The People’s Republic of China, like the rest of the world, still existed as of 19:30 PST on December 21st, 2012. U.F.O.-watchers had gathered in Hunan, anti-cult organisations had issued reassuring text messages, and the United Nations had denied on its official Sina Weibo account that it sold tickets for an ark. Meanwhile, the number of ‘Almighty God’ “cultists” detained by authorities reached 1,000 on Thursday. From Reuters:
In recent weeks, hundreds of members of the Almighty God group have clashed with police, sometimes outside government buildings, in central Henan, northern Shaanxi and southwestern Gansu provinces, according to photos on popular microblogs.
The government says it is a cult calling for a “decisive battle” to slay the “Red Dragon” Communist Party, and which has been spreading doomsday alerts related an old Mayan calendar seen by some as predicting “the end of the world” on December 21.
Police have now detained around 1,000 members the Almighty God group across some seven provinces, the People’s Daily reported on its website on Thursday, saying about 400 of them had been detained in the remote western province of Qinghai.
The group is also accused, according to Global Times, of “encouraging people to donate all of their belongings” to its leaders before the end arrived, a strategy also suggested by sceptical astrophysicist Neil deGrasse Tyson.
At The New York Review of Books, Ian Johnson argued that the crackdown reflects the Beijing’s growing uncertainty in the face of a broader religious resurgence.
It would be easy to see this as just a Chinese version of the global Mayan craze. And given the problems facing Xi Jinping, China’s new leader—among them a slowing economy and escalating tensions with maritime neighbors—groups like the Almighty God might seem like a sideshow.
But this would be a mistake. Following decades of suppression, religious movements have become a potent force in China, attracting hundreds of millions of Chinese. This has made groups like Almighty God a growing challenge for the new government. Above all, Beijing is struggling with the question of social control—how much it can continue to wield over an increasingly wealthy, educated, and assertive population.
Religion has become a focus for these tensions because China is undergoing a religious revival driven in part by widespread concern that age-old Chinese values have been eroded by “getting rich is glorious” economic modernization.
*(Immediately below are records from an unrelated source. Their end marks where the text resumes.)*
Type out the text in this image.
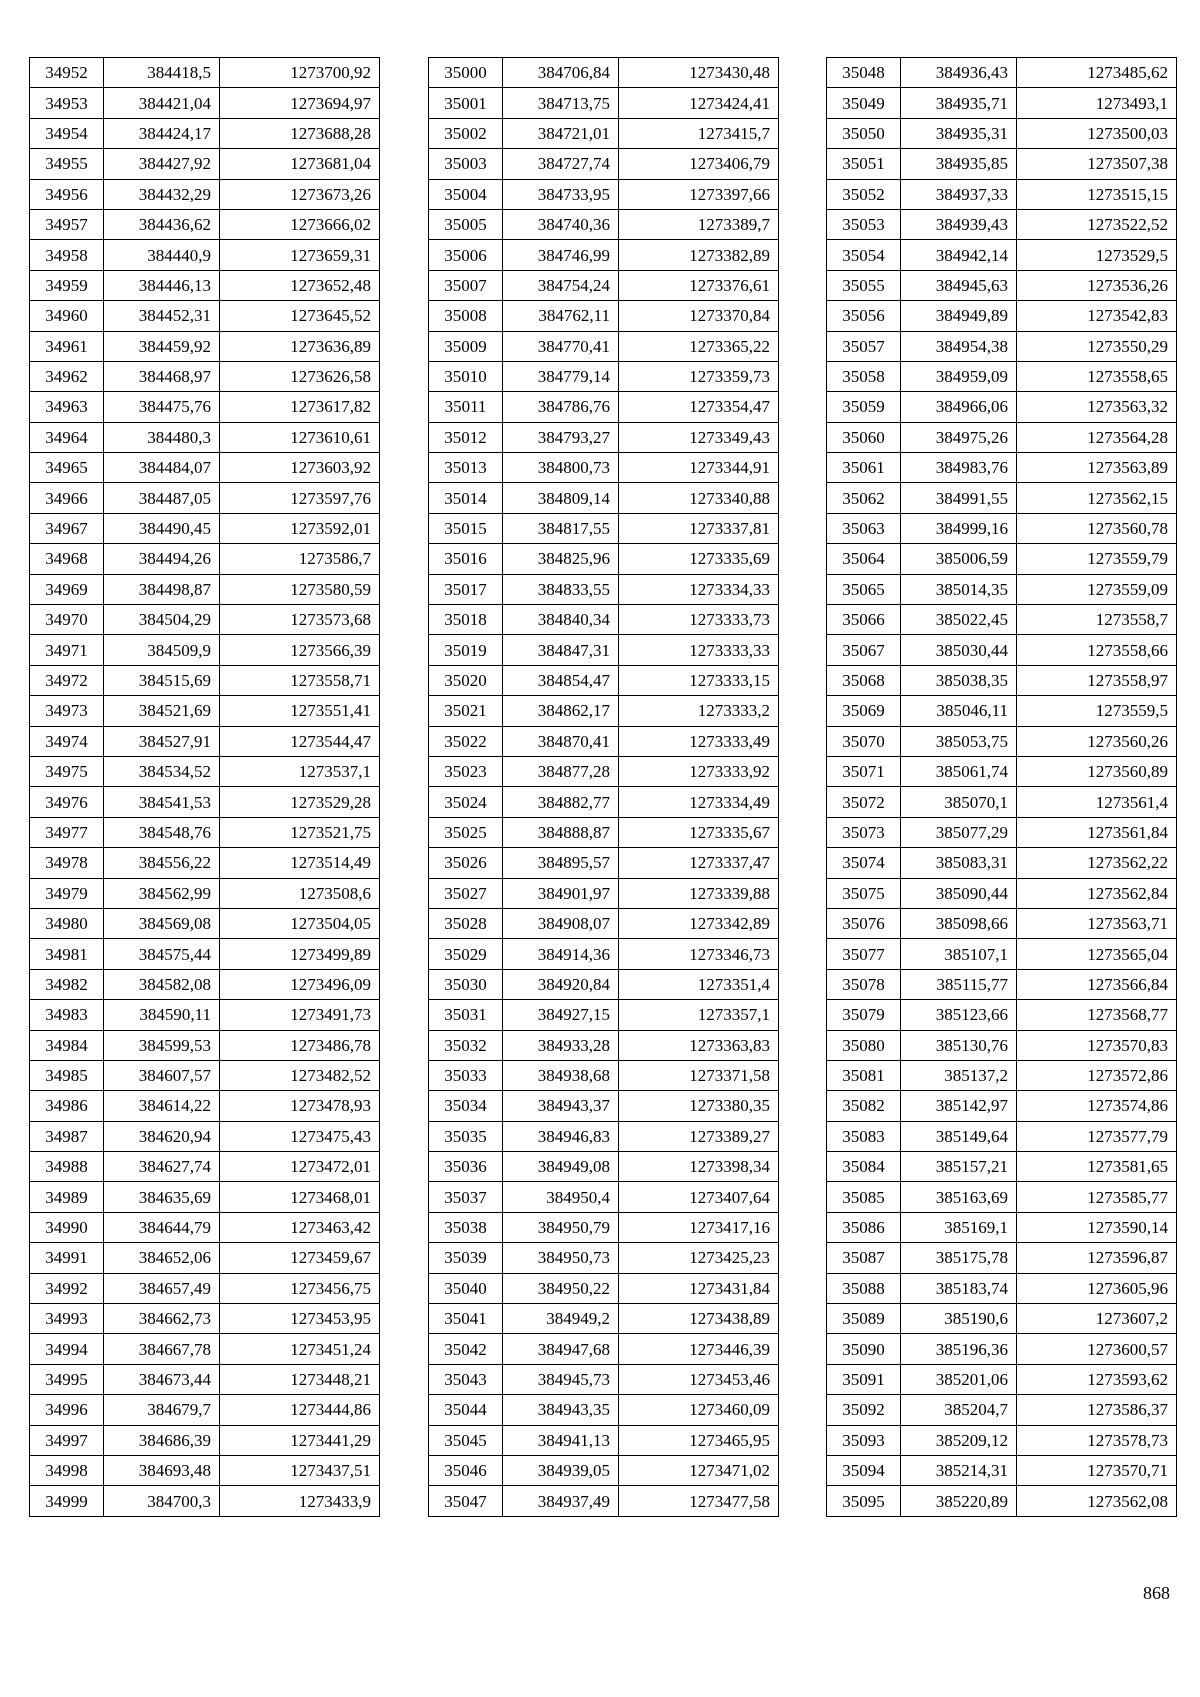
34952	384418,5	1273700,92
34953	384421,04	1273694,97
34954	384424,17	1273688,28
34955	384427,92	1273681,04
34956	384432,29	1273673,26
34957	384436,62	1273666,02
34958	384440,9	1273659,31
34959	384446,13	1273652,48
34960	384452,31	1273645,52
34961	384459,92	1273636,89
34962	384468,97	1273626,58
34963	384475,76	1273617,82
34964	384480,3	1273610,61
34965	384484,07	1273603,92
34966	384487,05	1273597,76
34967	384490,45	1273592,01
34968	384494,26	1273586,7
34969	384498,87	1273580,59
34970	384504,29	1273573,68
34971	384509,9	1273566,39
34972	384515,69	1273558,71
34973	384521,69	1273551,41
34974	384527,91	1273544,47
34975	384534,52	1273537,1
34976	384541,53	1273529,28
34977	384548,76	1273521,75
34978	384556,22	1273514,49
34979	384562,99	1273508,6
34980	384569,08	1273504,05
34981	384575,44	1273499,89
34982	384582,08	1273496,09
34983	384590,11	1273491,73
34984	384599,53	1273486,78
34985	384607,57	1273482,52
34986	384614,22	1273478,93
34987	384620,94	1273475,43
34988	384627,74	1273472,01
34989	384635,69	1273468,01
34990	384644,79	1273463,42
34991	384652,06	1273459,67
34992	384657,49	1273456,75
34993	384662,73	1273453,95
34994	384667,78	1273451,24
34995	384673,44	1273448,21
34996	384679,7	1273444,86
34997	384686,39	1273441,29
34998	384693,48	1273437,51
34999	384700,3	1273433,9
35000	384706,84	1273430,48
35001	384713,75	1273424,41
35002	384721,01	1273415,7
35003	384727,74	1273406,79
35004	384733,95	1273397,66
35005	384740,36	1273389,7
35006	384746,99	1273382,89
35007	384754,24	1273376,61
35008	384762,11	1273370,84
35009	384770,41	1273365,22
35010	384779,14	1273359,73
35011	384786,76	1273354,47
35012	384793,27	1273349,43
35013	384800,73	1273344,91
35014	384809,14	1273340,88
35015	384817,55	1273337,81
35016	384825,96	1273335,69
35017	384833,55	1273334,33
35018	384840,34	1273333,73
35019	384847,31	1273333,33
35020	384854,47	1273333,15
35021	384862,17	1273333,2
35022	384870,41	1273333,49
35023	384877,28	1273333,92
35024	384882,77	1273334,49
35025	384888,87	1273335,67
35026	384895,57	1273337,47
35027	384901,97	1273339,88
35028	384908,07	1273342,89
35029	384914,36	1273346,73
35030	384920,84	1273351,4
35031	384927,15	1273357,1
35032	384933,28	1273363,83
35033	384938,68	1273371,58
35034	384943,37	1273380,35
35035	384946,83	1273389,27
35036	384949,08	1273398,34
35037	384950,4	1273407,64
35038	384950,79	1273417,16
35039	384950,73	1273425,23
35040	384950,22	1273431,84
35041	384949,2	1273438,89
35042	384947,68	1273446,39
35043	384945,73	1273453,46
35044	384943,35	1273460,09
35045	384941,13	1273465,95
35046	384939,05	1273471,02
35047	384937,49	1273477,58
35048	384936,43	1273485,62
35049	384935,71	1273493,1
35050	384935,31	1273500,03
35051	384935,85	1273507,38
35052	384937,33	1273515,15
35053	384939,43	1273522,52
35054	384942,14	1273529,5
35055	384945,63	1273536,26
35056	384949,89	1273542,83
35057	384954,38	1273550,29
35058	384959,09	1273558,65
35059	384966,06	1273563,32
35060	384975,26	1273564,28
35061	384983,76	1273563,89
35062	384991,55	1273562,15
35063	384999,16	1273560,78
35064	385006,59	1273559,79
35065	385014,35	1273559,09
35066	385022,45	1273558,7
35067	385030,44	1273558,66
35068	385038,35	1273558,97
35069	385046,11	1273559,5
35070	385053,75	1273560,26
35071	385061,74	1273560,89
35072	385070,1	1273561,4
35073	385077,29	1273561,84
35074	385083,31	1273562,22
35075	385090,44	1273562,84
35076	385098,66	1273563,71
35077	385107,1	1273565,04
35078	385115,77	1273566,84
35079	385123,66	1273568,77
35080	385130,76	1273570,83
35081	385137,2	1273572,86
35082	385142,97	1273574,86
35083	385149,64	1273577,79
35084	385157,21	1273581,65
35085	385163,69	1273585,77
35086	385169,1	1273590,14
35087	385175,78	1273596,87
35088	385183,74	1273605,96
35089	385190,6	1273607,2
35090	385196,36	1273600,57
35091	385201,06	1273593,62
35092	385204,7	1273586,37
35093	385209,12	1273578,73
35094	385214,31	1273570,71
35095	385220,89	1273562,08
868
Organized religion and other spiritual movements, such as Confucianism and efforts to protect traditional culture, are rapidly gaining traction. Many religious groups have decided they can’t wait for government approval and are simply organizing and seeing how the chips fall. To a surprising degree, they have succeeded: unregistered churches, lay Buddhist organizations, and clan-based charities have all developed under the government’s radar screen.
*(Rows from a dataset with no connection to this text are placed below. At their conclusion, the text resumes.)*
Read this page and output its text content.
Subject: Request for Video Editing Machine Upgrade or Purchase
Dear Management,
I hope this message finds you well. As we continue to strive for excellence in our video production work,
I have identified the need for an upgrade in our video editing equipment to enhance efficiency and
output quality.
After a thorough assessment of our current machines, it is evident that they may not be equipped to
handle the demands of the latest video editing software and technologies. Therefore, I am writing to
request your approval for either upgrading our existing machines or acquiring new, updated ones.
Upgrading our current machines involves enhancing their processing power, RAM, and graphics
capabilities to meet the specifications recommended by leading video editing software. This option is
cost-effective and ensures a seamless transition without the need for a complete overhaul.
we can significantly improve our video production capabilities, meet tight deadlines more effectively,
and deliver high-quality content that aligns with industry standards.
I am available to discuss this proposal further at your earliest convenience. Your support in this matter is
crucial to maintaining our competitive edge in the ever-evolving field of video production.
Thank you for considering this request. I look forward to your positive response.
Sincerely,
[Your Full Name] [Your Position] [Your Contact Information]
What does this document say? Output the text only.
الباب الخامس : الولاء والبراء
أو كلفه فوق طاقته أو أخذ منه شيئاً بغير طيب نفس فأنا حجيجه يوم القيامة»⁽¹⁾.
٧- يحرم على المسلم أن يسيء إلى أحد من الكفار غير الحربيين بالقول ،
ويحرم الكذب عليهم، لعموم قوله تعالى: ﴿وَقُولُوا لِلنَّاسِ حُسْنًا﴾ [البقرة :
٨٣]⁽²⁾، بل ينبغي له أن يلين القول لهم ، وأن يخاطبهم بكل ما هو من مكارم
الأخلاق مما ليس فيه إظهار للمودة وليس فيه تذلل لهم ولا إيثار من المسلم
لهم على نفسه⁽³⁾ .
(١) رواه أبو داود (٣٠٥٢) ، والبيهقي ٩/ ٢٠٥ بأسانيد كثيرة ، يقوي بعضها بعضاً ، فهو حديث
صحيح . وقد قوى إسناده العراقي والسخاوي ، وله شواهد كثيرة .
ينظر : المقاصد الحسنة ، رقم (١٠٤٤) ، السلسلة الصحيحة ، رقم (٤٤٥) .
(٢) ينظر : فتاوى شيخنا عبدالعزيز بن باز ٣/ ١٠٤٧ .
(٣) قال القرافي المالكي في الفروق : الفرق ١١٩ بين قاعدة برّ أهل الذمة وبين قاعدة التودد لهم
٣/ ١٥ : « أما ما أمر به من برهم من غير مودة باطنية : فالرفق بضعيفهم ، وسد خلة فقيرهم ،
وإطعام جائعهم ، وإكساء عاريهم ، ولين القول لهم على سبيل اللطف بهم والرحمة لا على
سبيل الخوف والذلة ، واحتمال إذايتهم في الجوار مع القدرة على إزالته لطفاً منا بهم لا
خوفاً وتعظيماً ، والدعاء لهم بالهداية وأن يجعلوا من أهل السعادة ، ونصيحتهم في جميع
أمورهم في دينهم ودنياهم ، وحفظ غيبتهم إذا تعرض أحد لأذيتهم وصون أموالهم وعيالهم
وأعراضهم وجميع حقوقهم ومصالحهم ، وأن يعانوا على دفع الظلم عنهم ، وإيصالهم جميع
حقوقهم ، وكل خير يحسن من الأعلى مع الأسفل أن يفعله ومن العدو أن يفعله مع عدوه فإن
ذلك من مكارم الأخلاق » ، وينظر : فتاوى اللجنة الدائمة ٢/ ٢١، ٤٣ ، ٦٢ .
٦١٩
Much of the government’s unease arises from fear of foreign agitation, illustrated repeatedly by its insistence that the Dalai Lama is behind Tibetan self-immolations, and again this week by a set of leaked instructions on dealing with foreign missionary activity. From William Wan at The Washington Post:
The 16-page notice — obtained this month by a U.S.-based Christian group — uses language from the cold war era to depict a conspiracy by “overseas hostile forces” to infiltrate Chinese campuses under the guise of academic exchanges while their real intent is to use religion in “westernizing and dividing China.”
[…] The document talks about infiltration by religion as a whole, but it singles out Christianity as particularly dangerous and the United States as leading the effort. No other country or religion is mentioned by name.
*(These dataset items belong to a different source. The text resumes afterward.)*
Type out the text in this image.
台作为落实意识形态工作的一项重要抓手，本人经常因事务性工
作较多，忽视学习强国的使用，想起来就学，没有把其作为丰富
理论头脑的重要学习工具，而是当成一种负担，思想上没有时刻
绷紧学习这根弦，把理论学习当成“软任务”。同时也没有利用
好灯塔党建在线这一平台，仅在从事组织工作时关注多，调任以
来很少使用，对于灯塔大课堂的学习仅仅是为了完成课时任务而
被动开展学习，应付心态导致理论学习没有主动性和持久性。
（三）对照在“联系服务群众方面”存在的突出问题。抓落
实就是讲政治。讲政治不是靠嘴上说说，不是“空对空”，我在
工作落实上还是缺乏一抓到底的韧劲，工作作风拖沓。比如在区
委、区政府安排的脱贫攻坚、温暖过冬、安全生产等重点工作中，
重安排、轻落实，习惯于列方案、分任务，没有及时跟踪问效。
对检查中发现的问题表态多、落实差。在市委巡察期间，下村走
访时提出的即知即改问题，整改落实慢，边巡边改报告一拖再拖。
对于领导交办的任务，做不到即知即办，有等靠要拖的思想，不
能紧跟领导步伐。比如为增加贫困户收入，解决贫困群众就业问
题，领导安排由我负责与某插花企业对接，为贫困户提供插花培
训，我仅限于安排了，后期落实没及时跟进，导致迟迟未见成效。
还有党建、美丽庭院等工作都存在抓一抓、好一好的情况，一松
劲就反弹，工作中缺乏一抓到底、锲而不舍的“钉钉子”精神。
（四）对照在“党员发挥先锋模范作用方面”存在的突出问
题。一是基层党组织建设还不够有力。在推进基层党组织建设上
[…] In the document, authorities warn that foreigners are using academic research, study abroad, English-language instruction and charitable work as pretexts to spread religion among China’s youths. “The intensity of infiltration is increasing,” the document reads. “You must not underestimate the current harm and the long-term effect of such phenomenon and you must take forceful measures.”
Religious groups were also described as a U.S.-backed threat in an essay which provoked fierce criticism after appearing in the overseas edition of People’s Daily in July. But discussing the leaked document on his Sinostand blog, the Economic Observer’s Eric Fish suggested that the authorities have mistaken the goals of missionary activity in China.
As the document suggests, there are indeed thousands of these people in China; many of whom conduct activities that would raise legal issues even in Western democracies. I heard stories of teachers requiring students to attend Bible studies in order to pass their class. Many used Christian teaching materials and held English classes based on Biblical themes. I even heard about a teacher requiring his students to put on a play about the seven deadly sins that featured Jesus lugging a crucifix.
But a few things jumped out at me from this document. The first was how the government still fundamentally misunderstands what motivates Christian missionaries. To some degree, this is understandable. Chinese officials tend to be pragmatic worldly people with little exposure to religion. The idea that someone would spend so much time and resources changing others’ beliefs for no tangible reason makes no sense. That these missionaries feel duty-bound to a supernatural deity and believe they’re literally saving their converts just doesn’t register. Clearly, there must be some devious political agenda beneath that pious surface.
There are indeed those like Bob Fu who have explicit regime-change goals, but they seem to be a small minority. Most seem to consciously avoid even mentioning politics. They may expend disproportionate effort on students with political ambitions, but this is more in hopes of getting religious policy relaxed, not overthrowing the entire system.